Configure available Databricks workspaces in the /etc/rstudio/ directory in a databricks.conf file. Below is an example of what this file could contain:

/etc/rstudio/databricks.conf
[production]
url=https://our-organization.cloud.databricks.com
client-id=12345678-abcd-1234-4567-abcdef123456

[aws-staging]
name=Staging (AWS)
url=https://our-organization-staging.cloud.databricks.com
client-id=12345678-abcd-1234-4567-abcdef123456
client-secret=98765432-dcba-4321-7654-987654fedcba

[azure]
name=Production (Azure)
url=https://databricks-workspace.azuredatabricks.net
client-id=12345678-abcd-1234-4567-abcdef123456
client-secret=98765432-dcba-4321-7654-987654fedcba

Azure Databricks workspaces are detected automatically when the url ends with one of the following:

  • azuredatabricks.net
  • databricks.azure.us
  • databricks.azure.cn

Each [header] names a section with the following properties:

Key Value Description Required
url URL The URL of a Databricks workspace that services your organization.
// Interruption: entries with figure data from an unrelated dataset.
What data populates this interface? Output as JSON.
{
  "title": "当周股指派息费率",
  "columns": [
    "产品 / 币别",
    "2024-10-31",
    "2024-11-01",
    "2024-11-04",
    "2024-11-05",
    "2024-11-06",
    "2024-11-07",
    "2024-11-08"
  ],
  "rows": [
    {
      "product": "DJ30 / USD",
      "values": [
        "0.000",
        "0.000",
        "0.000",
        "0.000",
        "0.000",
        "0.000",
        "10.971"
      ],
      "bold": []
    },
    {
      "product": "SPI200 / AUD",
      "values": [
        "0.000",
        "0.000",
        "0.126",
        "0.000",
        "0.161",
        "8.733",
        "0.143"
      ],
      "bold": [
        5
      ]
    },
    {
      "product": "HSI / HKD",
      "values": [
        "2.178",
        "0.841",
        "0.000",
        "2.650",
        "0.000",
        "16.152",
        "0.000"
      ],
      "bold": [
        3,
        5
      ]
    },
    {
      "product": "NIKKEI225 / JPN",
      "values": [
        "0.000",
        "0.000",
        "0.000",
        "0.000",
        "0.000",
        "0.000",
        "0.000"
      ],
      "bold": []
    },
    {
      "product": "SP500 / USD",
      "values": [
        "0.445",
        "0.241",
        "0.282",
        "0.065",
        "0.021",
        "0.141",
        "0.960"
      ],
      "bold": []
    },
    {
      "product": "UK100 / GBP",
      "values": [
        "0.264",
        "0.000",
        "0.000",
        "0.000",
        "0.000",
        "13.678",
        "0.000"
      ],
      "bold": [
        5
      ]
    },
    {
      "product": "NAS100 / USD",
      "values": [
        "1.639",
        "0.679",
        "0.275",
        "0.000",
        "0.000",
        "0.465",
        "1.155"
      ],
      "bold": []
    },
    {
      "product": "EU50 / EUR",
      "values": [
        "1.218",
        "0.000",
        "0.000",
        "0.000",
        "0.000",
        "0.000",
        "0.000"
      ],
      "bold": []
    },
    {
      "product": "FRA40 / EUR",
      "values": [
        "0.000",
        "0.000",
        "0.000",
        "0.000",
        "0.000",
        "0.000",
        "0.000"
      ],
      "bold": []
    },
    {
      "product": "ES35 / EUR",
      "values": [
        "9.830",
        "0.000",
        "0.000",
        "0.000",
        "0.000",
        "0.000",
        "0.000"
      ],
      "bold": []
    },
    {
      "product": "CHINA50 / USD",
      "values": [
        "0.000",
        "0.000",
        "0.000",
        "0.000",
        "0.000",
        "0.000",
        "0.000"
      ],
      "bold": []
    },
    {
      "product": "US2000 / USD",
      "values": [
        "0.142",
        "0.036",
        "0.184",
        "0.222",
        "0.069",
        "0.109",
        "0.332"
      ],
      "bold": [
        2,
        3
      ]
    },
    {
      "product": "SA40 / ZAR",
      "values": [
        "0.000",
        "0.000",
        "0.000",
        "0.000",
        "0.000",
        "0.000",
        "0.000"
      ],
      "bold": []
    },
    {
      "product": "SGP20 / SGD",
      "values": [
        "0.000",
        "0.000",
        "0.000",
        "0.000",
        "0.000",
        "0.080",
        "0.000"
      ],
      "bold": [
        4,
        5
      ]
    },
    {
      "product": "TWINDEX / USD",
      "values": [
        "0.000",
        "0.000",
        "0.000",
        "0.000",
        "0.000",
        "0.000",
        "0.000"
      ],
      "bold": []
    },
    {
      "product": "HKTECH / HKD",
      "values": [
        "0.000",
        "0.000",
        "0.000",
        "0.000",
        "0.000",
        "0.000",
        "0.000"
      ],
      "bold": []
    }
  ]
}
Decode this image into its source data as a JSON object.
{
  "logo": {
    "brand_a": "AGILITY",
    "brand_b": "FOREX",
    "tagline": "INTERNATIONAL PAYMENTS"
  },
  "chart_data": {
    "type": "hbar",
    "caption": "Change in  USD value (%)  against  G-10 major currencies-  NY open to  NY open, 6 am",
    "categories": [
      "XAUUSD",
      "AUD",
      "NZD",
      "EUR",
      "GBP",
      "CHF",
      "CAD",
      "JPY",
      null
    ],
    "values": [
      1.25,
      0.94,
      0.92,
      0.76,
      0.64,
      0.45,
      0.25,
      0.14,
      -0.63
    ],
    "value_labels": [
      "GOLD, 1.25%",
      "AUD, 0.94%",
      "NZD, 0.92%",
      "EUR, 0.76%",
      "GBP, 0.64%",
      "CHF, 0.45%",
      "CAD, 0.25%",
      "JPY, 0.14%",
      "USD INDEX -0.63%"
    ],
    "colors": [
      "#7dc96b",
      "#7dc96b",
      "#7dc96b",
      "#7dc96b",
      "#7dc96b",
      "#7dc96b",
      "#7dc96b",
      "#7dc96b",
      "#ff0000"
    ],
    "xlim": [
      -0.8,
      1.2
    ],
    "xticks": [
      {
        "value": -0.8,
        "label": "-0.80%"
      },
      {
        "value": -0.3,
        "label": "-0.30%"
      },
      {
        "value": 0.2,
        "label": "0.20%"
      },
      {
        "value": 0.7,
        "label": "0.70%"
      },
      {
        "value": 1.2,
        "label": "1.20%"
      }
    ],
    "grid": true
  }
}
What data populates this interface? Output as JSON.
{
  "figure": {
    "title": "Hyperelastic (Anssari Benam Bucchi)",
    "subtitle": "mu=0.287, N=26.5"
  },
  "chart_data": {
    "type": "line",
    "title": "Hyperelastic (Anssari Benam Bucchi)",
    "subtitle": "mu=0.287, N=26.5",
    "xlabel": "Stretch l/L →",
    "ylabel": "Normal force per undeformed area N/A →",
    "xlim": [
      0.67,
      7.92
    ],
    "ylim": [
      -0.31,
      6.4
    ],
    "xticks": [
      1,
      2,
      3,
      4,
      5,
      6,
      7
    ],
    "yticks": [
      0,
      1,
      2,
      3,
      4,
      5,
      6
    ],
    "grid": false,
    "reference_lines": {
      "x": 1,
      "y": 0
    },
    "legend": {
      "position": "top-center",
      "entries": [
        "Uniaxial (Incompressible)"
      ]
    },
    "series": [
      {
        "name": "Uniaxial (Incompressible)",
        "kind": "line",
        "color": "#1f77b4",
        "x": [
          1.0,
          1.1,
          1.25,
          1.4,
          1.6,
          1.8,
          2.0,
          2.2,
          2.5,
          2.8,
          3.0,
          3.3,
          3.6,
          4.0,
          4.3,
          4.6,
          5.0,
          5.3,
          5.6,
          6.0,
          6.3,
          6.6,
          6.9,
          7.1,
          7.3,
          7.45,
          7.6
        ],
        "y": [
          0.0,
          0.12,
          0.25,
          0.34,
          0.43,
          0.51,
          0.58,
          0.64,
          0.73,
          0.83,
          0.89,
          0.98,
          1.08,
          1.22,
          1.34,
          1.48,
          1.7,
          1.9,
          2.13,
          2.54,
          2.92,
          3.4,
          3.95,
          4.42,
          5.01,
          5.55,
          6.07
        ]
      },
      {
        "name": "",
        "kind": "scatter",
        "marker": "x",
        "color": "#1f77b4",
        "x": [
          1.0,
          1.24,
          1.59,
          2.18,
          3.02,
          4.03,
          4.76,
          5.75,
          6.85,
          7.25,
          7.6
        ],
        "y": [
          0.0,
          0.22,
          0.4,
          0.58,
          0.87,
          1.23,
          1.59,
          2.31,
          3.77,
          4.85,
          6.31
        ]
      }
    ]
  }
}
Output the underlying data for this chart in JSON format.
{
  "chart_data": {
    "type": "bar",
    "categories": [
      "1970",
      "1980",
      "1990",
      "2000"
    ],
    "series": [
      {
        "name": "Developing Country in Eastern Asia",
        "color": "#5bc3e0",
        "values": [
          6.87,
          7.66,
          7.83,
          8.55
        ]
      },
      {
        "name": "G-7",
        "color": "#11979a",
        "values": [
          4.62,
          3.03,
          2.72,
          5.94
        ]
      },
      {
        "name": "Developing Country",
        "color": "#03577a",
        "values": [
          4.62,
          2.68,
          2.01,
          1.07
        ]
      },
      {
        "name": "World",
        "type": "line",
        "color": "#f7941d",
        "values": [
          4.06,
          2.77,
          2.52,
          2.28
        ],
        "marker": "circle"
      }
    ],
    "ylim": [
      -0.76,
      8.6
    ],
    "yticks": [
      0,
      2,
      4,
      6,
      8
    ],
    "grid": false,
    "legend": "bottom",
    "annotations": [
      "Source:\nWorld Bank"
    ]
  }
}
Yes
client-id string The client ID of the OAuth app created for Workbench. See Databricks configuration above. Yes
client-secret string The client secret of the OAuth app created for Workbench. See Databricks configuration above. Not always
name string An optional user-friendly name for this Databricks workspace. If not specified, Workbench will use the section header. No
Important

The client-secret key is required for all Azure Databricks configurations and for Databricks on AWS if the custom OAuth app integration was created with the confidential flag.

  • Reload the Workbench service for the changes to take effect:

    Terminal
    $ sudo rstudio-server reload
  • Verify that the Databricks configuration has been picked up correctly by logging into the homepage and clicking New Session.

    Databricks hosts in session launcher dialog

Workbench-managed credentials automatically refresh when sessions are actively using them.

Troubleshooting

Permission errors:

  • This integration relies on a properly configured OAuth client to work. When encountering permissions errors during the Databricks Sign-in flow from the home page, verify that the redirect URL is correct (and includes the schema) on the Databricks side and that the client-id and client-secret (if applicable) set in the databricks.conf file has been correctly copied from the OAuth app.

Databricks-related environment variables:

  • End users configuring their own Databricks-related environment variables for a session may override or interfere with Workbench-managed credentials. We suggest that users who manage their own credentials select the None option for the Databricks workspace when launching sessions from the home page, which disables Workbench-managed credentials for that session.